WASHINGTON (Reuters) - It was fun while it lasted.
After several strong quarters, the global economic recovery appears to be sputtering. In particular, the industrial sector, a key driver of the bounce-back from a historic worldwide recession, looks to be fraying.
“People need to seriously consider the scenario where global industrial growth, once again, starts to throttle back — because it’s not that far away,” said Lakshman Achuthan, managing director of the Economic Cycle Research Institute.
A report on U.S. durables goods orders due Wednesday should give fresh insight into manufacturing demand after an unexpected plunge in the Philadelphia Federal Reserve Bank’s index of May factory activity caught investors by surprise.
Economists are looking for a 2.2 percent decline in durables orders for May, according to a Reuters poll. A closely watched measure of non-defense orders excluding aircraft, seen as a proxy for business investment, is projected to inch up just 0.2 percent.
“This week will bring what is likely to be another round of discouraging news, with May’s durable goods orders data pointing to further evidence that the manufacturing recovery is losing momentum,” said John Higgins, economist at Capital Economics.
The deterioration in U.S. manufacturing is being exacerbated by a slowdown in Japan, which is essentially in recession in the wake of a devastating earthquake and tsunami.
Japan’s pullback has had a perceptible effect on global production, especially in the automobile sector. A report due Tuesday on Japanese exports is expected to show they plunged 12.4 percent in the year to April. Japan is also set to post a rare trade deficit for April.
Still, not all analysts share in the pessimism, with some believing the soft patch will be fleeting.
“The market is now underestimating the resilience of the economic recovery,” argues Eric Green, economist at TD Securities.
Japan’s central bank held off on further monetary easing this past week, a sign that it expects a relatively quick rebound from the disaster-induced slump.
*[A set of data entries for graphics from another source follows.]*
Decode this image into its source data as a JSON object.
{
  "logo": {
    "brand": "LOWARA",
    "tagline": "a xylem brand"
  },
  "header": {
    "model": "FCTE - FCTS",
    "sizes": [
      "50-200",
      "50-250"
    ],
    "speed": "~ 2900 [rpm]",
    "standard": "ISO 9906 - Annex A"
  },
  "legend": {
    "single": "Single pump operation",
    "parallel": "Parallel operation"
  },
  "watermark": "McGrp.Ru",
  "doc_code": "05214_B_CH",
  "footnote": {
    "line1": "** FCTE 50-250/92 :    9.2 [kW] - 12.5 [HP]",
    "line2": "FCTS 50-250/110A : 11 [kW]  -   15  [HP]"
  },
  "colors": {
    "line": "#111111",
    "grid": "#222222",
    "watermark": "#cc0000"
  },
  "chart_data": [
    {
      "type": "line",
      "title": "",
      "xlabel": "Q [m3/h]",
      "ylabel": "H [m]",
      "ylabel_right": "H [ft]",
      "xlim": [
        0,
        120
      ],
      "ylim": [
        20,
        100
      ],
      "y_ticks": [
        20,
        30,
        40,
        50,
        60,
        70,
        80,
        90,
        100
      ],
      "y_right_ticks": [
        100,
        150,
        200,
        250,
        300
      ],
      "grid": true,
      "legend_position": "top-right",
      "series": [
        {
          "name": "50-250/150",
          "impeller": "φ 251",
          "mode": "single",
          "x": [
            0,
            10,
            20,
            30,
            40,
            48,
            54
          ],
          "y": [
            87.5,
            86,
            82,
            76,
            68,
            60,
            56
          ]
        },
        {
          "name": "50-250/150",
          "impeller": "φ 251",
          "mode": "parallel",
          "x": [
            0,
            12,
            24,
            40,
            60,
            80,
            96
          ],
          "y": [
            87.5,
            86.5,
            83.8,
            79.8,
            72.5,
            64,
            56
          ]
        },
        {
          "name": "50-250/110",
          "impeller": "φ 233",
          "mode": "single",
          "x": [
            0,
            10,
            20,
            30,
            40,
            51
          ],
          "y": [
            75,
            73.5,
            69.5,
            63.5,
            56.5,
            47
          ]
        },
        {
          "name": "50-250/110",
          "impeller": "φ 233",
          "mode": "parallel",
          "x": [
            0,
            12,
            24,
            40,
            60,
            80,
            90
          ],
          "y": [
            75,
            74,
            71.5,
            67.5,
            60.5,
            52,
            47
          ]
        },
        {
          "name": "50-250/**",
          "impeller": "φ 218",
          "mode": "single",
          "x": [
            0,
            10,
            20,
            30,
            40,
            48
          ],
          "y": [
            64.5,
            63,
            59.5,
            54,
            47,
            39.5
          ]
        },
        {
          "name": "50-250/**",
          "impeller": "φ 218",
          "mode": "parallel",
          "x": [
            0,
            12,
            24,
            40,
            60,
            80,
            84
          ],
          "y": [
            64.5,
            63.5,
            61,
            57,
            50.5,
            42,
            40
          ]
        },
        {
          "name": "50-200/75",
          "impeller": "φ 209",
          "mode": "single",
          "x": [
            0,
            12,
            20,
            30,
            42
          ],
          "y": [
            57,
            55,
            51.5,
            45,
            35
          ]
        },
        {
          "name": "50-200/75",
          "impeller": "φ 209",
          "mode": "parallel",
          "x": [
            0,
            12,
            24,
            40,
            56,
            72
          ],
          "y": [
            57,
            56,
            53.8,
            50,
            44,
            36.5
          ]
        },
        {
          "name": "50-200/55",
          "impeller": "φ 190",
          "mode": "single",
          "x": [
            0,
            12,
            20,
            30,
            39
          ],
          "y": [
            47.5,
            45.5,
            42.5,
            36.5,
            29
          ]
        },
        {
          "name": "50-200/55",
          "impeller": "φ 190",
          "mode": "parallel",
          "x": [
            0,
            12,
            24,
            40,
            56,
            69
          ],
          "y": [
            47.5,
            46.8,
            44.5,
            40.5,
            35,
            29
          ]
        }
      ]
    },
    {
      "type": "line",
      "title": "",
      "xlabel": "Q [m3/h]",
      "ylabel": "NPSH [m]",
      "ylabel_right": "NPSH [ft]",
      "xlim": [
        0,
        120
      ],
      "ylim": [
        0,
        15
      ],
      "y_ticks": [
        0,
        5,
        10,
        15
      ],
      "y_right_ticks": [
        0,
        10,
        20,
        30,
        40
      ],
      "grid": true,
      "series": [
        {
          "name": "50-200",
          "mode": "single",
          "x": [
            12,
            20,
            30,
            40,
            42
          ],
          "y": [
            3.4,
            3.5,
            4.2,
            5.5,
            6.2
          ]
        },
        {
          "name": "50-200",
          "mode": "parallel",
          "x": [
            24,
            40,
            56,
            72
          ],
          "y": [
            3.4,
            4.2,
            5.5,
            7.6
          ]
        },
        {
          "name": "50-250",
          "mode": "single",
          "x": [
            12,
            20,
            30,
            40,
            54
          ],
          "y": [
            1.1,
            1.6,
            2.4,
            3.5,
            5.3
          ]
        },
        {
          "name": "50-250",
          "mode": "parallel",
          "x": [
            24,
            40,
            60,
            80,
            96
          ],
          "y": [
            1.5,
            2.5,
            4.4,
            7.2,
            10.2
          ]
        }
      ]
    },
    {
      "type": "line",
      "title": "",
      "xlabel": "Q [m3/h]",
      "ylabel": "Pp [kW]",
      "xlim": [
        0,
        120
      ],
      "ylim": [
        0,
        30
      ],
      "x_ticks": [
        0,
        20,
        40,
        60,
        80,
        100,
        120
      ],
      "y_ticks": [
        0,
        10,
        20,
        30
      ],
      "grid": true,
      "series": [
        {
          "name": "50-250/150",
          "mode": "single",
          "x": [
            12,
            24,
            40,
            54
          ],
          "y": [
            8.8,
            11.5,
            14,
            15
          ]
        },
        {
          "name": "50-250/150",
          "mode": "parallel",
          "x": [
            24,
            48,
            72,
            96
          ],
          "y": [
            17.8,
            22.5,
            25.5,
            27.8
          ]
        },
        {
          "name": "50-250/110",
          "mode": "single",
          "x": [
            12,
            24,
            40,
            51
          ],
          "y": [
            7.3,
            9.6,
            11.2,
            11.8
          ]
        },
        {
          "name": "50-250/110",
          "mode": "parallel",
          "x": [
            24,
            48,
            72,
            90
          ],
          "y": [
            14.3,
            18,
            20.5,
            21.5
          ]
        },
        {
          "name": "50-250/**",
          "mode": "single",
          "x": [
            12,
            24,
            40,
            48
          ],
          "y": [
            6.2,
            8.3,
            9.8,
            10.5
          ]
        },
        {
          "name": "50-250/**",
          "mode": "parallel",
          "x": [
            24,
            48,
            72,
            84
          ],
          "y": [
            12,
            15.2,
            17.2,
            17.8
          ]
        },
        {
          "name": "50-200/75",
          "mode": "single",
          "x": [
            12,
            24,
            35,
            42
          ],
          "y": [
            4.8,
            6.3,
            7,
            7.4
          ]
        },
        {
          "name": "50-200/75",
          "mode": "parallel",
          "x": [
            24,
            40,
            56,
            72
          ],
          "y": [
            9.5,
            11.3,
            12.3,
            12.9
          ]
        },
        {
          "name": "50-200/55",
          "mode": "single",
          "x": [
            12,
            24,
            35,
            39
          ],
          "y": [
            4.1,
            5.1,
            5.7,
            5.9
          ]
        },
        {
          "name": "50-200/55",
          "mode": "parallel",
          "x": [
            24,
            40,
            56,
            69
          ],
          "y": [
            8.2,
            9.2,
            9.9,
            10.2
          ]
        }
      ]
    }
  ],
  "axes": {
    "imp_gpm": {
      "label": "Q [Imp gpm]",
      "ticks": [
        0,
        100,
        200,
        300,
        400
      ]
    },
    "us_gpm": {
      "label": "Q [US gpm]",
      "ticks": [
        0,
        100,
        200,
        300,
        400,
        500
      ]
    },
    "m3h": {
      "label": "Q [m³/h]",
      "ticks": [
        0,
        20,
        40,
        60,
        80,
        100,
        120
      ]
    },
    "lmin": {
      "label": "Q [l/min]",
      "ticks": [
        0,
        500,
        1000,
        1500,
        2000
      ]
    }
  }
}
Haggling in Europe over the size and shape of Greece’s bailout package will continue to capture the attention of financial markets, which have been rife with speculation that the country will eventually have to restructure its burdensome debt load of some $470 billion.
A Reuters poll earlier this month showed that among 28 economists and 15 fund managers, only three said a restructuring could be avoided.
Fitch cut Greece’s credit rating by three notches on Friday, pushing it deeper into junk territory, and warned of more downgrades if the EU and the IMF do not produce a credible plan for the debt-ridden country.
Greece’s troubles, which have also raised borrowing costs for others like Ireland and Portugal, were exacerbated by the shocking resignation of Dominique Strauss-Kahn, the former head of the International Monetary Fund who has been accused of sexually assaulting a hotel employee in New York.
The IMF plays a key role in the debt negotiations, and some fear the leadership vacuum could derail the talks. John Lipsky, a former vice chairman of JP Morgan and previously the No. 2 official at the Fund, has taken over the role of managing director in the interim.
As leaders of the Group of Eight wealthy nations gather in Deauville, France Thursday and Friday, the topic of succession at the multilateral lender’s top spot will be high on the list of debate topics.
When the scandal first erupted there was talk the IMF might part with the tradition of always having a European leader and select a policymaker who hails from increasingly influential emerging economies.
However, as the process has evolved, it seems clear that old habits do indeed die hard. European leaders were racing to nominate a successor before the G8 Summit, with French Economy Minister Christine Lagarde in pole position.